Nek2 augments sorafenib resistance by regulating the ubiquitination and localization of β-catenin in hepatocellular carcinoma

Sorafenib is the first-line treatment for advanced-stage hepatocellular carcinoma (HCC). Several studies have shown that the up-regulation of β-catenin plays a role in sorafenib resistance in HCC; however, the mechanism associated with this phenomenon remains elusive.

Our study proves that Nek2 induces HCC sorafenib resistance via β-catenin and suggests a novel therapeutic strategy to improve the anti-tumor effects of sorafenib in HCC.

Western blotting, flow cytometry, and an evaluation of IC50 values were used to confirm the role of β-catenin in HCC sorafenib resistance. Immunoprecipitation and western blotting were then performed to identify regulatory interactions between β-catenin and Nek2. Further, western blotting, flow cytometry, and an in vivo xenograft model were used to evaluate the function of Nek2 in HCC sorafenib resistance, whereas rescue experiments were performed to confirm that Nek2 induces sorafenib resistance via β-catenin. Finally, western blotting and immunohistochemistry were used to evaluate the expression level of Nek2 in paired HCC and non-tumor tissues.

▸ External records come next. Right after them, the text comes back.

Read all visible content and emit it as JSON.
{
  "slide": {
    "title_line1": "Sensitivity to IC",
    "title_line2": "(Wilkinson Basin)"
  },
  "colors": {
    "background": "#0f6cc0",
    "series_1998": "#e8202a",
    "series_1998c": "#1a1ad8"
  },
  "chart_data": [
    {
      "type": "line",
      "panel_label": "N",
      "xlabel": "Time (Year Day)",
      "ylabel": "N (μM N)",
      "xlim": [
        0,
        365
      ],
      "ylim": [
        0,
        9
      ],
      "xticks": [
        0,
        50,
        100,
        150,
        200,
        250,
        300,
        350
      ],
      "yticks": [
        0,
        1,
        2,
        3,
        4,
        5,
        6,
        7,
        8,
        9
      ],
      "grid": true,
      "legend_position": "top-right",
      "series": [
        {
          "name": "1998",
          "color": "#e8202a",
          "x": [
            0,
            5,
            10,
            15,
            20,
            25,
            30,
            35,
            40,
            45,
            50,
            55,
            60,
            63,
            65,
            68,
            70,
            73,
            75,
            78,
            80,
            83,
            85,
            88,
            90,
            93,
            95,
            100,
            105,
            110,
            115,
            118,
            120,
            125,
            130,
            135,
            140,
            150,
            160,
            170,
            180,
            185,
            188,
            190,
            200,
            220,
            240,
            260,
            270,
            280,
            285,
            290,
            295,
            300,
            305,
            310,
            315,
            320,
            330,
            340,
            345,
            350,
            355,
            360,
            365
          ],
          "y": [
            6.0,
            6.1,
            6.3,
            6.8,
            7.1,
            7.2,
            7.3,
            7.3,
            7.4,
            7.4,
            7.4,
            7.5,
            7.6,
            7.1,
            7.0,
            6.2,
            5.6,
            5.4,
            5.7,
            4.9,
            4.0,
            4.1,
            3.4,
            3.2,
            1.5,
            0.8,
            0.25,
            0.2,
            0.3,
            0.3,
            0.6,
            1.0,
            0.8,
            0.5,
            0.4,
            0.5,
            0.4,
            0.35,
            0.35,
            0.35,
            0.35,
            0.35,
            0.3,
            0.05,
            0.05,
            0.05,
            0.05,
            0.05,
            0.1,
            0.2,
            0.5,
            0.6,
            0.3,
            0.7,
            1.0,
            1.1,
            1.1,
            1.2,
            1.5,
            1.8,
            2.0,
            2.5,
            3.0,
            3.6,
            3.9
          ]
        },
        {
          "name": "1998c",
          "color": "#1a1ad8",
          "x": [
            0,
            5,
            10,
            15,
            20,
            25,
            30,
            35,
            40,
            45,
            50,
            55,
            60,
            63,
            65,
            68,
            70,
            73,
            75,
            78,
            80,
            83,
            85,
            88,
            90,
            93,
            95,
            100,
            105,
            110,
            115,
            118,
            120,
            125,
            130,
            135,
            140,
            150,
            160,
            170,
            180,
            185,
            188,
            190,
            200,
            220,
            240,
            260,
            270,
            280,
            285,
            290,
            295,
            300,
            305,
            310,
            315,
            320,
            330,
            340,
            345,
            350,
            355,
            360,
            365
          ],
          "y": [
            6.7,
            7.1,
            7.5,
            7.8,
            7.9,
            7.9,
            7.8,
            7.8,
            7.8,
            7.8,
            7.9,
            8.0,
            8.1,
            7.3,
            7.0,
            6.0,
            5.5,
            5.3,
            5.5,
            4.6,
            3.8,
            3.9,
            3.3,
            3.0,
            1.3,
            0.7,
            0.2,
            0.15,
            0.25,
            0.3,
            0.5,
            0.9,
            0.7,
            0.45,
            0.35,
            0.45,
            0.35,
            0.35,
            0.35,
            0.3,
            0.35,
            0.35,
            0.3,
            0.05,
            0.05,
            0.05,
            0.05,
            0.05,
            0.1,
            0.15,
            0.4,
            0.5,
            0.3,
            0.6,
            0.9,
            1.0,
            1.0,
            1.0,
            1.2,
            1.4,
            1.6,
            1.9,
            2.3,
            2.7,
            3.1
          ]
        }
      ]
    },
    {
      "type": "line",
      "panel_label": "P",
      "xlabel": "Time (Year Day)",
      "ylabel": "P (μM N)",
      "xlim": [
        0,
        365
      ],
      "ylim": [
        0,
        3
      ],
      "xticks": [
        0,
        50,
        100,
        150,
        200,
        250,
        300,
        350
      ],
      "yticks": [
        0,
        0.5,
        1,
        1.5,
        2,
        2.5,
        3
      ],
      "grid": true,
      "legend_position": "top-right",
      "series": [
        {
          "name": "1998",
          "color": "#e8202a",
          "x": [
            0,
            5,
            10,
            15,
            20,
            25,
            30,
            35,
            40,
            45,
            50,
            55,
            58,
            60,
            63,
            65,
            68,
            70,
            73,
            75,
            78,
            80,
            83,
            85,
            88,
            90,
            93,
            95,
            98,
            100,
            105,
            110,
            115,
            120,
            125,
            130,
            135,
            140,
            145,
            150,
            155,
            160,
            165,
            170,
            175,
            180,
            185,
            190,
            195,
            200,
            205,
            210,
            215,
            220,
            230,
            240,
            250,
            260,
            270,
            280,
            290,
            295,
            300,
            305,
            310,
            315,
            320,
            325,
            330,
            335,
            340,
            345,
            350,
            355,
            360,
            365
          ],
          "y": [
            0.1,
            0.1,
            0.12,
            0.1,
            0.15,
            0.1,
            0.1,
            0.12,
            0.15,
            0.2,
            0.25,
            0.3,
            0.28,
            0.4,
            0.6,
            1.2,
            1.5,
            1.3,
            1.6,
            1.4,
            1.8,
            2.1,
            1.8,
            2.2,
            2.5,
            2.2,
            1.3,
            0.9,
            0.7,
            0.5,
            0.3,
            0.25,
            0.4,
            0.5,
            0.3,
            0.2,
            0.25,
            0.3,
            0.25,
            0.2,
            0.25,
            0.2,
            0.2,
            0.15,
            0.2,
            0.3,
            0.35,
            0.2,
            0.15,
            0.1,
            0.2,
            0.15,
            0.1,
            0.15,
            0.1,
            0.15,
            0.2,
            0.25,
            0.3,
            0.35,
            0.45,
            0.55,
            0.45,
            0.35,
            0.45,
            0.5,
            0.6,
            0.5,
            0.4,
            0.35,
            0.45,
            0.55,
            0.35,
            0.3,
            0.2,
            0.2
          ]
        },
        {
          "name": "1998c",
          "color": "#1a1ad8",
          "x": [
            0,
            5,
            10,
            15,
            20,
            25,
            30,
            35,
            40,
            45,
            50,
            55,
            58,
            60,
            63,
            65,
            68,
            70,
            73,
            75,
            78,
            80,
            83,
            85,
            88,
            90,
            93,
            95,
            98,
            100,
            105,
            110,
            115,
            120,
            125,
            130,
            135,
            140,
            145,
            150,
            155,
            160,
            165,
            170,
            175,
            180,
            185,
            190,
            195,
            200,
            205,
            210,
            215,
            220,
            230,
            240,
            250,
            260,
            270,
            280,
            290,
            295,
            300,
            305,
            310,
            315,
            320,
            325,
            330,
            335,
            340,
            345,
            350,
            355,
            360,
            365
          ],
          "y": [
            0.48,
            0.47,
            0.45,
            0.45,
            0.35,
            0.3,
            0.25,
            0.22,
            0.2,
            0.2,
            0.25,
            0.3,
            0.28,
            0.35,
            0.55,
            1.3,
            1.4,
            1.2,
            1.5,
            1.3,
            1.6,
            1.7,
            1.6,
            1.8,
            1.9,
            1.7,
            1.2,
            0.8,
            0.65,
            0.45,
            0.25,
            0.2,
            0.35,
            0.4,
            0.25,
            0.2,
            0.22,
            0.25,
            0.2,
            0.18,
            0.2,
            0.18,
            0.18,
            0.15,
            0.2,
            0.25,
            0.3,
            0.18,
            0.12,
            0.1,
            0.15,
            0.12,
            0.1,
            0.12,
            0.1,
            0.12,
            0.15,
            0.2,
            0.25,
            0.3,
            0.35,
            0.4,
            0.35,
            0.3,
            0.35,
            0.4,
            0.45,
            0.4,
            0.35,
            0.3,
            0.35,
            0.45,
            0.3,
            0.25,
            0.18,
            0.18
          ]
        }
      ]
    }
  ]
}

We showed that β-catenin could suppress sorafenib-induced apoptosis and cell growth inhibition in HCC cell lines. By screening β-catenin-interacting proteins, we found that Nek2 could bind β-catenin in sorafenib-treated HCC cell lines. Our results also showed that Nek2 stabilizes β-catenin and promotes its translocation to the nucleus, consequently activating the transcription of downstream target genes. We further confirmed that Nek2 could induce sorafenib resistance in HCC cell lines, and that β-catenin was the key element involved in this process. Further, a xenograft tumor model showed that Nek2 knockdown could improve the anti-tumor effect of sorafenib, whereas an analysis of tumor proteins showed that Nek2 regulates β-catenin protein levels and its nuclear translocation in vivo. In addition, Nek2 was found to be up-regulated in HCC tissue, and especially in advanced-stage disease. Conclusions: Our study proves that Nek2 induces HCC sorafenib resistance via β-catenin and suggests a novel therapeutic strategy to improve the anti-tumor effects of sorafenib in HCC.